In honor Pride month, the Mexican singer kicks off our series on how coming out has impacted Latin artists' art and how they will be celebrating Pride this year.
How did the decision to come out impact your art?
I came out to my highly unusual Mexican family pretty early on when I was about 17. I showed up holding hands with a boy and my parents said, "Well, I guess we are all going to dinner together." And that was it.
Coming out as an artist was a whole different game. I didn’t really think it was an option until I met my husband and music partner, Guillermo Rosas. I fell in love with him hard that I started questioning myself, "How could I not include this part of my life in my artistry? This is so much of who I am!" So much that “Meteorito,” the first song of my project, literally talks about the day I married him and the music video is the actual video of our wedding. It was such a great beginning, no more coming out to do. It is really different to start a project from a love perspective rather than a fear perspective. It allows you to grow according to who you really are.
Did you ever have an LGBTQ+ idol growing up?
When I was 13 years old, I was already touring with a very small company that did shows of artists impersonations in Mexico. I remember impersonating Luis Miguel ... LOL I was pretty good. One of my fellow performers was a gorgeous trans woman, her name was Gris and she impersonated Thalia and Gloria Trevi. She knew how to sing, perform and look stunning.
I was immediately drawn to her; we were the only LGBTQIA+ cast members so we had a magical connection. She would tell me stories about how she knew she was a woman since she was a little girl and [that] her mother always supported her. We would talk about cute boys and there was this amazing sense of empathy from both sides. I love her and miss her so much. We lost contact when I turned 16 and have never been able to find her.
In my upcoming album, I’m releasing a song called “Donde está Gris?” that talks about my experience with her, and my worst fear, which is that something bad happened to her, like so many trans women in the world.
Would you say the industry is more accepting of the LGBTQ+ community compared to when you first started your career?
It's hard to talk about the industry as a whole. I still know of very powerful homophobic executives but I do see a greater deal of artists coming out. And most importantly writing and singing about their experience as LGBTQI+ members, their very own love and hardship stories and reclaiming their space taking a social stand to what needs to be fixed still.

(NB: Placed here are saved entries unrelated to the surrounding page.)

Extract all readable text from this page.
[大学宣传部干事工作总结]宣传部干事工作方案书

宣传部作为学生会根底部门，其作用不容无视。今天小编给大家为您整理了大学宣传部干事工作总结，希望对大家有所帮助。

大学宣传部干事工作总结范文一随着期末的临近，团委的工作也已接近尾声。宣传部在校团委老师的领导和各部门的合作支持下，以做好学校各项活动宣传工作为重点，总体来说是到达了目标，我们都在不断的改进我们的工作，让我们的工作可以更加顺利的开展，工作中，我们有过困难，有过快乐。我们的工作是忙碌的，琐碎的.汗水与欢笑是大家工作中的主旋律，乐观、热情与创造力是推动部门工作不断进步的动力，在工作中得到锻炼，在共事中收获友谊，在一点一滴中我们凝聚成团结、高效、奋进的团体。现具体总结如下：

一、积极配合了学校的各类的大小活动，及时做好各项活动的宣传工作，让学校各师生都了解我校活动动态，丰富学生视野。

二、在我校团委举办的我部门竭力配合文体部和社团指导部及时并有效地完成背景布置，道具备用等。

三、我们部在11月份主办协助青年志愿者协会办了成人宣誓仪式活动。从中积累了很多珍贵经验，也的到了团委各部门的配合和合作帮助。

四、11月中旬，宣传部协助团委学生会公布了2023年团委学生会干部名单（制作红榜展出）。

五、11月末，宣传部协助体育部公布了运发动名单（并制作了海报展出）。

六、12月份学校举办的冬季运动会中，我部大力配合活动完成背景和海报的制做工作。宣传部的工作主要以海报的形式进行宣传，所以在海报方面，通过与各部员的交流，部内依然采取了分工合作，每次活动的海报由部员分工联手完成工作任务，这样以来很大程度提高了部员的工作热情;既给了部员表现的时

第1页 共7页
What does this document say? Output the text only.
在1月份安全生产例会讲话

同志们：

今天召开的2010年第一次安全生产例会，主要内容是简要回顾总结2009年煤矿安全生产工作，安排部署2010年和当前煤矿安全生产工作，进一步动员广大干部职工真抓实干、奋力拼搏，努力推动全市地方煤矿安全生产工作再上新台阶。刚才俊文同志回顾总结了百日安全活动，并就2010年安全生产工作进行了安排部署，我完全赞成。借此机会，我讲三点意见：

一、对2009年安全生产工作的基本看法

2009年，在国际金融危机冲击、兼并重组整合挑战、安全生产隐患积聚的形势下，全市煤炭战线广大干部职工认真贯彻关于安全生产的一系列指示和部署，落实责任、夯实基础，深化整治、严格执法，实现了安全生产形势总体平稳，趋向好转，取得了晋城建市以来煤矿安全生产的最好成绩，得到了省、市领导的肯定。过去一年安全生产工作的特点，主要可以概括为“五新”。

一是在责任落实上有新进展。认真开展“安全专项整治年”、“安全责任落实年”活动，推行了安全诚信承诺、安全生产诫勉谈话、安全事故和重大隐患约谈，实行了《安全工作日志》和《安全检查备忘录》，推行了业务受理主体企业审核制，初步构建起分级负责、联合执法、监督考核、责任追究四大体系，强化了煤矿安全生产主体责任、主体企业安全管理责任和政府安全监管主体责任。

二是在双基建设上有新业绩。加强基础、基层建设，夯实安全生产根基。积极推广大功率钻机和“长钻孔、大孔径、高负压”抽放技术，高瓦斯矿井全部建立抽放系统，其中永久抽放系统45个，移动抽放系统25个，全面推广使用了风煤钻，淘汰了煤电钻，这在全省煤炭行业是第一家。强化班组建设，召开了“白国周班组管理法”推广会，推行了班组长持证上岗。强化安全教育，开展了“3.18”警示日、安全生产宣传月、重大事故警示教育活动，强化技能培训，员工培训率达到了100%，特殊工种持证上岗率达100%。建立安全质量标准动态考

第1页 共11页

What would you say to new artists who are on the rise and are unsure about coming out?
I don’t know where you are from, what the laws or religions dictate the level of freedom in your country, but coming out starts in the heart and in the spirit. And the most important part of it is that you come out to yourself. If you are able to tell one person do it, and if that person shows you love, hold onto them! If not, take your time and find another one. If you are in a place to come out to the world, use your music to share your unique experience and the way that you dream this world can be.
Any up-and-coming LGBTQ+ artist you’re excited about?
There are so many! JOESEF is so amazing, Adrian Bello, Ruzzi, Mabiland and Lido Pimienta.
This year, I’ll be celebrating Pride by …
Releasing "NO PUTX" as a Spotify single featuring Tito Fuentes (Molotov) and singing it everywhere. Fiercely and loudly!